Mas a Tecnocracia e o Paradoxo não são as únicas fontes de preocupação para um mago. Existem ainda os Nefandi, magos infernalistas que venderam sua alma em troca de mais poder, e os Marauders (que foram traduzidos para "Desauridos", um termo que eu me recuso a usar), magos loucos que não sofrem os efeitos do Paradoxo, não importa o quão mirabolantes sejam seus efeitos. E não podemos esquecer os vampiros, lobisomens, espíritos, e todo o tipo de criaturta sobrenatural, que no Mundo das Trevas andam pela rua como se isto fosse normal e corriqueiro.

E, como se isso tudo já não bastasse, ainda há um problema bem maior: A magia esté morrendo. O paradigma se tornou tão forte, que até mesmo a Tecnocracia está tendo problemas para superá-lo. Avanços científicos, como a clonagem e os transgênicos, estão sendo rejeitados pela população, ao invés de aceitos e incorporados à realidade, como ocorria no passado. As Tradições estão fragmentadas, reduzidas em seu poder, e é pouco provável que um dia consigam abrir os olhos de todos, para que o povo aceite a magia como parte de suas vidas. Magia, hoje em dia, é artigo em extinção.

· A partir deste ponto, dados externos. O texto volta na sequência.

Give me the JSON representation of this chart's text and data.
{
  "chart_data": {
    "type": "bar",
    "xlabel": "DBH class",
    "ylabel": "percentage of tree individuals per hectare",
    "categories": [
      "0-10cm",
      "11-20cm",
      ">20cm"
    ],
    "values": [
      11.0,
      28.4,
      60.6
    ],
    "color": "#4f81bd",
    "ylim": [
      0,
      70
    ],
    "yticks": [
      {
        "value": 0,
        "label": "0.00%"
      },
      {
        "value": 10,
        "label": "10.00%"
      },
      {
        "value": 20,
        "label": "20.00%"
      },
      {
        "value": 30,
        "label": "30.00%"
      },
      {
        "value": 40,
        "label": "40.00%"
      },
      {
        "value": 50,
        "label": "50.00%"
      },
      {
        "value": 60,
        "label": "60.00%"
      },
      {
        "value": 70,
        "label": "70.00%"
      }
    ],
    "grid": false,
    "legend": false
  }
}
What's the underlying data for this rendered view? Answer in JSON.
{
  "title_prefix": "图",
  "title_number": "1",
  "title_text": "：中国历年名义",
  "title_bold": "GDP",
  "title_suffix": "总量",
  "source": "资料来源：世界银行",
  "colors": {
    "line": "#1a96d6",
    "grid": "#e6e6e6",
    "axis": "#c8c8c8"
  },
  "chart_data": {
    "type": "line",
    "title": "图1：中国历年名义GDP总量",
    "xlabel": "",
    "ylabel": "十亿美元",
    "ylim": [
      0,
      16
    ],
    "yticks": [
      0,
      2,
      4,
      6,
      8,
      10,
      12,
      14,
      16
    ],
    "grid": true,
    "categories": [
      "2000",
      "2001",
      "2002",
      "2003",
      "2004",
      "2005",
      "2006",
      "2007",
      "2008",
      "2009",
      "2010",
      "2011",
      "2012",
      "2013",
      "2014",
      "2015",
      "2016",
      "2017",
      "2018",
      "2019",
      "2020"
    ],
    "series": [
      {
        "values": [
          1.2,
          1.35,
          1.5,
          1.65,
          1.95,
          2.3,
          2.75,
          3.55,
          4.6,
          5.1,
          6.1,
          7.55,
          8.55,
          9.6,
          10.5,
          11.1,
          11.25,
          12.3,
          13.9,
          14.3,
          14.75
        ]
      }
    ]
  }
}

Como se vê, é uma história muito bem inventada, que eu desconfio tenha influenciado até mesmo os irmãos Wachovsky quando estes criaram Matrix. Infelizmente, Mage possui um problema muito sério com preconceito: Jogadores dos outros títulos da White Wolf consideram os magos "poderosos demais" se comparados com os demais seres sobrenaturais da editora, o que absolutamente não é verdade, visto que vampiros e lobisomens não têm um Paradoxo mordendo seus calcanhares para se preocupar. Além disso, existem os problemas básicos de qualquer série escrita por vários autores, como algumas regras mirabolantes da segunda edição que foram modificadas na terceira, mas caíram nas graças de alguns jogadores, que insistem em usá-las.

Mesmo com todos estes problemas, Mage merece uma olhada mais detalhada, seja você fã de RPG ou simplesmente de ficção científica. O livro básico da terceira edição e o Guia da Tecnocracia (ambos já existentes em português) são os melhores. Por alguma razão, agora a White Wolf resolveu reformular todos os seus RPGs. Vamos ver o que eles vão fazer com este.